Il semblait un peu gêné. La manière dont il parlait de son fils aussi était étrange : il n’avait cessé de répéter son nom. De plus, pourquoi le capitaine avait d’abord voulu le tuer pour son acte puis l’en récompenser ? Changer d’avis était possible, mais aussi radicalement ? Alors qu’il était prêt à tuer le jeune homme ? Renard voulait-il me cacher quelque chose ?

- Tu n’as rien omis ?

- J’ai nommé tous les membres de l’équipage.

- Tu m’as dit l’entière vérité ?

- Je ne vous ai pas menti.

- Encore une chose… pourquoi t’appelle-t-on Renard ?

- Pour ma ruse, mes tours et mes manipulations. Je sais me sortir des mauvais pas.

- Hm…

Je tournai la tête vers mon hublot.

- La nuit tombe, dis-je.

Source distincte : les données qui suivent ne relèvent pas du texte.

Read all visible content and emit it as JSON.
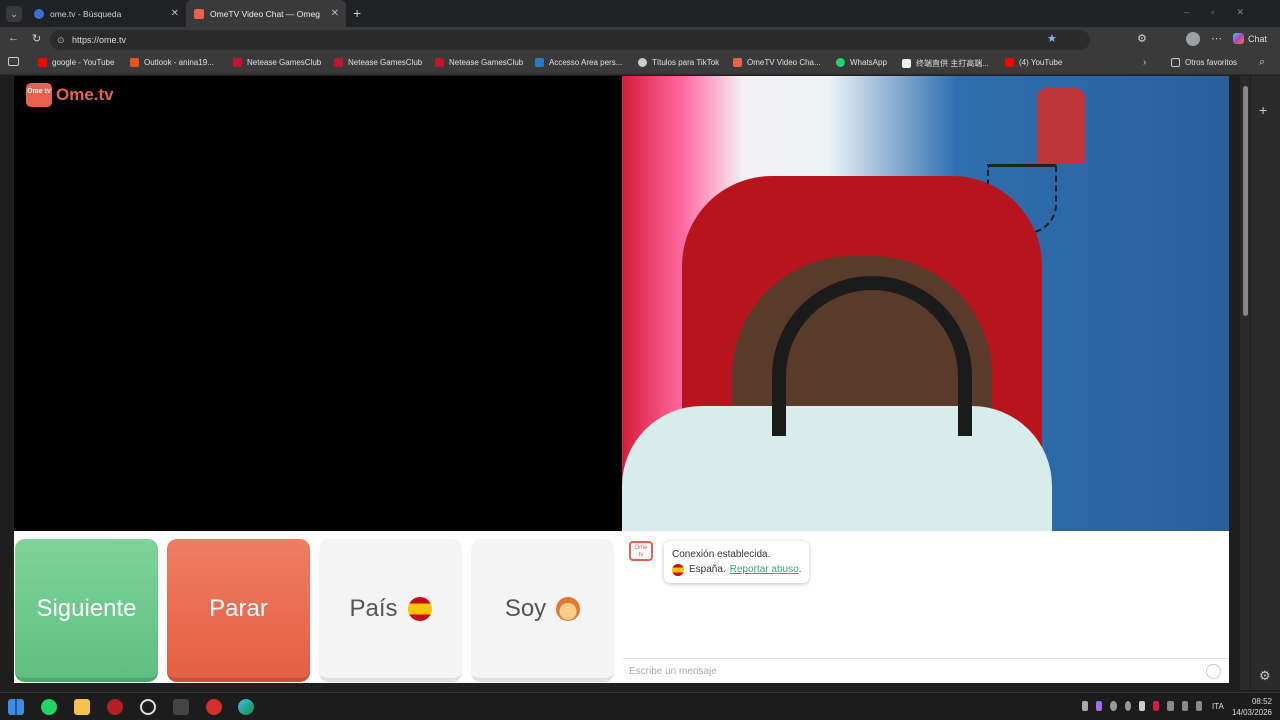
{
  "browser": {
    "tabs": [
      {
        "label": "ome.tv - Búsqueda",
        "color": "#3b6fd6"
      },
      {
        "label": "OmeTV Video Chat — Omegl",
        "color": "#e9604f"
      }
    ],
    "url": "https://ome.tv",
    "chat_button": "Chat"
  },
  "bookmarks": [
    {
      "label": "google - YouTube",
      "color": "#ff0000"
    },
    {
      "label": "Outlook - anina19...",
      "color": "#f25022"
    },
    {
      "label": "Netease GamesClub",
      "color": "#c4122f"
    },
    {
      "label": "Netease GamesClub",
      "color": "#c4122f"
    },
    {
      "label": "Netease GamesClub",
      "color": "#c4122f"
    },
    {
      "label": "Accesso Area pers...",
      "color": "#2a7ac6"
    },
    {
      "label": "Títulos para TikTok",
      "color": "#cccccc"
    },
    {
      "label": "OmeTV Video Cha...",
      "color": "#e9604f"
    },
    {
      "label": "WhatsApp",
      "color": "#25d366"
    },
    {
      "label": "终端直供 主打高端...",
      "color": "#eeeeee"
    },
    {
      "label": "(4) YouTube",
      "color": "#ff0000"
    }
  ],
  "other_favorites": "Otros favoritos",
  "site": {
    "logo_badge": "Ome tv",
    "logo_text": "Ome.tv"
  },
  "controls": {
    "next": "Siguiente",
    "stop": "Parar",
    "country": "País",
    "gender": "Soy"
  },
  "chat": {
    "status": "Conexión establecida.",
    "country": "España.",
    "report": "Reportar abuso",
    "report_suffix": ".",
    "placeholder": "Escribe un mensaje"
  },
  "taskbar": {
    "lang": "ITA",
    "time": "08:52",
    "date": "14/03/2026"
  }
}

Répartissons les nouveaux arrivants dans les cabines.

Renard sourit.

- Vous nous faites rentrer dans votre équipage ?

- Oui. Tous ceux que tu m’as décrits me semblent digne de confiance. Vous êtes neuf, il me semble.

- Exact.

- Nous avons deux cabines de libres, l’une à trois lits l’autre à deux. Descartes, Courte-Jambe et moi-même avons laissés des places libres, nous réorganiseront les chambres pour pouvoir mettre trois d’entre vous ensemble.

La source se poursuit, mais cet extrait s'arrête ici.